This hello world note spawn from Jimmy’s internal training on software development basic.

Before 2012, before AlexNet, training of neural networks is very often limited by hardware (e.g. number of compute cores, memory, etc). Now (in 2023), dedicated hardware is becoming common norm (GPU’s) and even can be purchase easily.

However, past a certain point of model complexity (bigger parameter or bigger data), the limit arise again. Then we have to turn to the choosing of floating-point format , which can have a significant impact on your model training times and even performance.


Floating Point Precision is a representation of a real numbers through binary format. To communicate numbers to our computers, values must be translated to binary 1s and 0s, in which the order and sequence of digits matter.

Floating-Point in Deep Learning

The most common Floating Point Precision formats are Half Precision FP16, Single Precision FP32 and Double Precision FP64, each with their own advantages, disadvantages, and usefulness in specific applications.
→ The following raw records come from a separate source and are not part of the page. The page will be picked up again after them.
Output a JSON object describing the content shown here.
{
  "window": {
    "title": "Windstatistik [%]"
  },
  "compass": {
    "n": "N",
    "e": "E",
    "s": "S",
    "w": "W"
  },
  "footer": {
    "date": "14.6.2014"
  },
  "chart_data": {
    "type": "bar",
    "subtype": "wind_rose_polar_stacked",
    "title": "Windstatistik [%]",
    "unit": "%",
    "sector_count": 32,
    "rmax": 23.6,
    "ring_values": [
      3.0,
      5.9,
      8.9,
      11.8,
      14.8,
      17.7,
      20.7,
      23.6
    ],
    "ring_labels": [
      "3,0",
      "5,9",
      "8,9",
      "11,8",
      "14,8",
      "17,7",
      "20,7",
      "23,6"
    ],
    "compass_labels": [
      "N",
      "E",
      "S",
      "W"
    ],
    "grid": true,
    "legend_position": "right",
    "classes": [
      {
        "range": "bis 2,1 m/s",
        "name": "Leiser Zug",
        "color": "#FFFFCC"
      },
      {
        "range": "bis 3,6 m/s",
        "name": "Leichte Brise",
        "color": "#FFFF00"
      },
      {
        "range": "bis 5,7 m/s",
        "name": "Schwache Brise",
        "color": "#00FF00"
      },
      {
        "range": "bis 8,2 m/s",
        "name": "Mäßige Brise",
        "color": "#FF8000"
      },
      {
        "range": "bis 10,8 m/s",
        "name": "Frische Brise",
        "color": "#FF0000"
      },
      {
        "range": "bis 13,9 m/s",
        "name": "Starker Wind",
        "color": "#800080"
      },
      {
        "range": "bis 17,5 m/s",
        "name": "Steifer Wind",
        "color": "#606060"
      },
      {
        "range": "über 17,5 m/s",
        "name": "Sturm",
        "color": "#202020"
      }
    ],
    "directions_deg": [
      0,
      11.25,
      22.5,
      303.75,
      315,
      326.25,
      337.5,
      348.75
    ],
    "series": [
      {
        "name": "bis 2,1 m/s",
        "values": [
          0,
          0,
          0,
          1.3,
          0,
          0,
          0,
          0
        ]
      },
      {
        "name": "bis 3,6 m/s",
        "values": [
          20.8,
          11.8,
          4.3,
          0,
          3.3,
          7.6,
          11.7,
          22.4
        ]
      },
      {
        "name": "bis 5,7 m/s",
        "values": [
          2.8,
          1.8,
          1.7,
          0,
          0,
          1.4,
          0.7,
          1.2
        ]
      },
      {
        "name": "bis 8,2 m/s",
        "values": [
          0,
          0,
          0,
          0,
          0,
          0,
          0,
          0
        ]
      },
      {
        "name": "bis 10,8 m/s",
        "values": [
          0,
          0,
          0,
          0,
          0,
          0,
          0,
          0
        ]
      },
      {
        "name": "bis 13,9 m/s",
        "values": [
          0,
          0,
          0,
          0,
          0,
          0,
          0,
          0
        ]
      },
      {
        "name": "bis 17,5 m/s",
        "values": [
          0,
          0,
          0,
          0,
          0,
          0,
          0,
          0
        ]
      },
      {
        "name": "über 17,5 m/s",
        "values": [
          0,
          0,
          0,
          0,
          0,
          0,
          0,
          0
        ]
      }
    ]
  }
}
Let’s take FP32 as an example. It uses 32 bits to store a floating-point number, consisting of a sign bit, an 8-bit exponent, and a 23-bit significand (also known as the mantissa). Each FP32 number is a sequence of 32 bits, $b_{31} b_{30} … b_{0}$. Altogether, this sequence represents the real number

\[(-1)^{b_{31}} \cdot 2^{(b_{30} b_{29} ... b_{23}) - 127} \cdot (1.b_{22} b_{21} ... b_{0})_2\]

Here, $b_{31}$ (the sign bit) determines the sign of the represented value.

$b_{30}$ through $b_{23}$ determine the magnitude or scale of the represented value (notice that a change in any of these bits drastically changes the size of the represented value). These bits are called the exponent or scale bits.

Finally, $b_{22}$ through $b_{0}$ determine the precise value of the represented value. These bits are called the mantissa or precision bits.

Obviously, the more bits you have, the more you can do. Here’s how the three formats break down:

  Sign Bits Exponent (Scale) Bits Mantissa (Precision) Bits
FP16 1 5 10
FP32 1 8 23
FP64 1 11 53

FP32 and FP64 are widely supported by both software (C/C++, PyTorch, TensorFlow) and hardware (x86 CPUs and most NVIDIA/AMD GPUs).

FP16, on the other hand, is not as widely supported in software. However, since deep learning is trending towards favoring FP16 over FP32, it has found support in the main deep learning frameworks (e.g. tf.float16 and torch.float16). In terms of hardware, FP16 is not supported in x86 CPUs as a distinct type (recent 3rd Gen Intel® Xeon® (Cooper Lake) support the bfloat16 format), but is well-supported on modern GPUs.

Advice for Practitioners

Please consider lower floating point when, memory GPU is full or training time takes longer time!